The regulation of megakaryocytopoiesis and thrombopoiesis appears to be under the control of an array of hematopoietic growth factors. To determine the relationship of endogenous thrombopoietic cytokine levels and circulating platelet (PLT) counts, we measured the levels of thrombo-poietin (TPO), interleukin-11 (IL-11), and interleukin-6 (IL-6) in patients with significant thrombocytopenia secondary to both marrow hypoplasia and increased PLT destruction. Increased endogenous levels of TPO and IL-11, but not IL-6, were detected in bone marrow transplant patients with thrombocytopenia following myeloablative therapy (BMT/MAT) (TPO: 1,455.5 +/- 87.3 pg/mL, [PLT 39,600 +/- 7,800/microL], P < .001, n = 12; IL-11: 227.9 +/- 35 pg/mL, [PLT 32,900 +/- 57,000/microL], P < .05, n = 19; IL-6: 25.8 +/- 8.4 pg/mL, [PLT 32,800 +/- 5,057/microL], P > .05, n = 4] v normal donors [TPO < 150 pg/mL, n = 8; IL-11 < 50 pg/mL, n = 9; IL-6 < 10 pg/mL, n = 5 [PLT 203,000 +/- 7,500/microL]. There was a significant inverse correlation between endogenous levels of TPO and IL-11, but not IL-6, and PLT counts in the MAT/BMT patients (TPO: r = -0.57, P < .0001, n = 188; IL-11: r = - 0.329, P < .0001, n = 249; IL-6: r = -0.1147, P > .05, n = 62).
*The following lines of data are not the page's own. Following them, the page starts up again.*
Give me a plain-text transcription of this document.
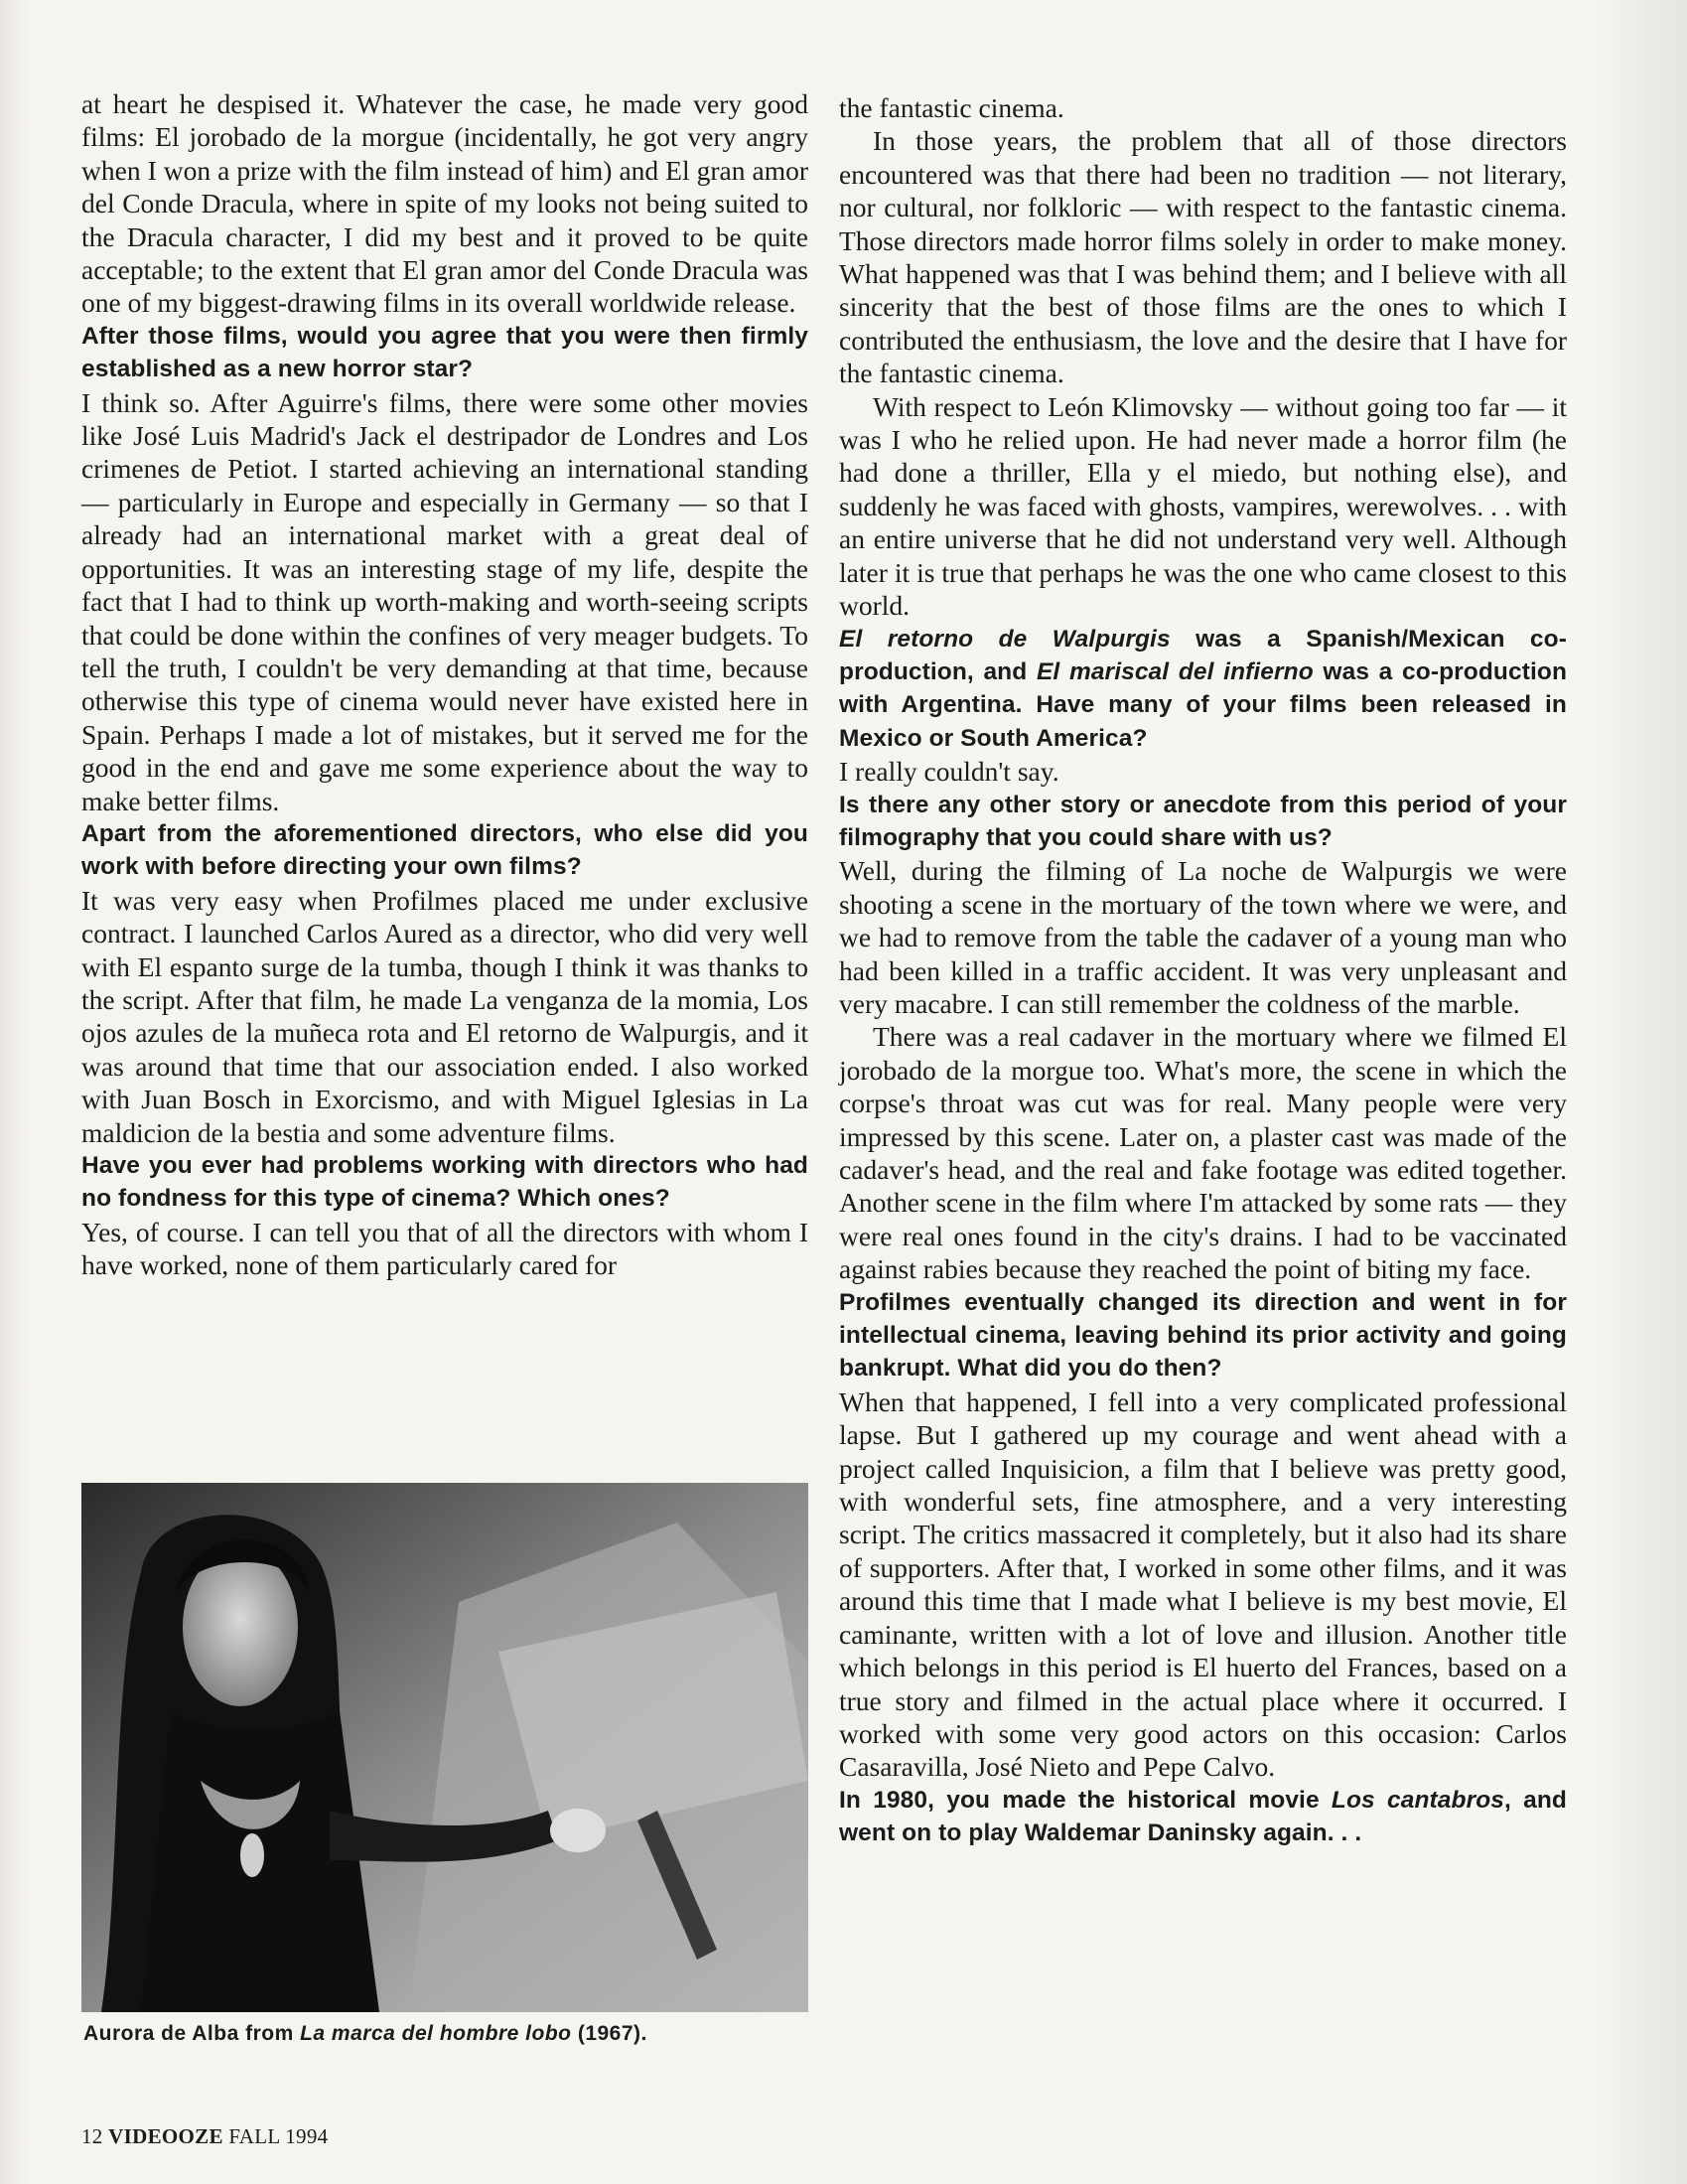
at heart he despised it. Whatever the case, he made very good films: El jorobado de la morgue (incidentally, he got very angry when I won a prize with the film instead of him) and El gran amor del Conde Dracula, where in spite of my looks not being suited to the Dracula character, I did my best and it proved to be quite acceptable; to the extent that El gran amor del Conde Dracula was one of my biggest-drawing films in its overall worldwide release.

After those films, would you agree that you were then firmly established as a new horror star?

I think so. After Aguirre's films, there were some other movies like José Luis Madrid's Jack el destripador de Londres and Los crimenes de Petiot. I started achieving an international standing — particularly in Europe and especially in Germany — so that I already had an international market with a great deal of opportunities. It was an interesting stage of my life, despite the fact that I had to think up worth-making and worth-seeing scripts that could be done within the confines of very meager budgets. To tell the truth, I couldn't be very demanding at that time, because otherwise this type of cinema would never have existed here in Spain. Perhaps I made a lot of mistakes, but it served me for the good in the end and gave me some experience about the way to make better films.

Apart from the aforementioned directors, who else did you work with before directing your own films?

It was very easy when Profilmes placed me under exclusive contract. I launched Carlos Aured as a director, who did very well with El espanto surge de la tumba, though I think it was thanks to the script. After that film, he made La venganza de la momia, Los ojos azules de la muñeca rota and El retorno de Walpurgis, and it was around that time that our association ended. I also worked with Juan Bosch in Exorcismo, and with Miguel Iglesias in La maldicion de la bestia and some adventure films.

Have you ever had problems working with directors who had no fondness for this type of cinema? Which ones?

Yes, of course. I can tell you that of all the directors with whom I have worked, none of them particularly cared for

Aurora de Alba from La marca del hombre lobo (1967).

the fantastic cinema.

In those years, the problem that all of those directors encountered was that there had been no tradition — not literary, nor cultural, nor folkloric — with respect to the fantastic cinema. Those directors made horror films solely in order to make money. What happened was that I was behind them; and I believe with all sincerity that the best of those films are the ones to which I contributed the enthusiasm, the love and the desire that I have for the fantastic cinema.

With respect to León Klimovsky — without going too far — it was I who he relied upon. He had never made a horror film (he had done a thriller, Ella y el miedo, but nothing else), and suddenly he was faced with ghosts, vampires, werewolves. . . with an entire universe that he did not understand very well. Although later it is true that perhaps he was the one who came closest to this world.

El retorno de Walpurgis was a Spanish/Mexican co-production, and El mariscal del infierno was a co-production with Argentina. Have many of your films been released in Mexico or South America?

I really couldn't say.

Is there any other story or anecdote from this period of your filmography that you could share with us?

Well, during the filming of La noche de Walpurgis we were shooting a scene in the mortuary of the town where we were, and we had to remove from the table the cadaver of a young man who had been killed in a traffic accident. It was very unpleasant and very macabre. I can still remember the coldness of the marble.

There was a real cadaver in the mortuary where we filmed El jorobado de la morgue too. What's more, the scene in which the corpse's throat was cut was for real. Many people were very impressed by this scene. Later on, a plaster cast was made of the cadaver's head, and the real and fake footage was edited together. Another scene in the film where I'm attacked by some rats — they were real ones found in the city's drains. I had to be vaccinated against rabies because they reached the point of biting my face.

Profilmes eventually changed its direction and went in for intellectual cinema, leaving behind its prior activity and going bankrupt. What did you do then?

When that happened, I fell into a very complicated professional lapse. But I gathered up my courage and went ahead with a project called Inquisicion, a film that I believe was pretty good, with wonderful sets, fine atmosphere, and a very interesting script. The critics massacred it completely, but it also had its share of supporters. After that, I worked in some other films, and it was around this time that I made what I believe is my best movie, El caminante, written with a lot of love and illusion. Another title which belongs in this period is El huerto del Frances, based on a true story and filmed in the actual place where it occurred. I worked with some very good actors on this occasion: Carlos Casaravilla, José Nieto and Pepe Calvo.

In 1980, you made the historical movie Los cantabros, and went on to play Waldemar Daninsky again. . .

12 VIDEOOZE FALL 1994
In patients with immune thrombocytopenia purpura (ITP), with decreased PLT survival, but intact bone marrow megakaryocytopoiesis, endogenous IL-11 levels were significantly increased (328.0 +/- 92.6 pg/mL, [PLT: 20,900 +/- 3,000/microL], P < .05, n = 25). However, endogenous TPO levels remained undetectable (< 150 pg/mL, [PLT 30,500 +/- 5,500/microL], n = 15). These results suggest that there may be differential mechanisms regulating endogenous TPO, IL-11, and IL-6 levels during acute thrombocytopenia and suggest that the absolute number of circulating PLTs may not always be the sole regulator of endogenous TPO levels. Other mpl-expressing cells of the megakaryocyte lineage may contribute to the regulation of circulating TPO levels as well. Our results also suggest IL-11 levels may in part, be regulated by a negative feedback loop based on circulating PLT counts, but also may, in part, be regulated by a variety of inflammatory agonists. Both TPO and IL-11, therefore, appear to be active thrombopoietic cytokines regulating, in part, megakaryocytopoiesis during states of acute thrombocytopenia.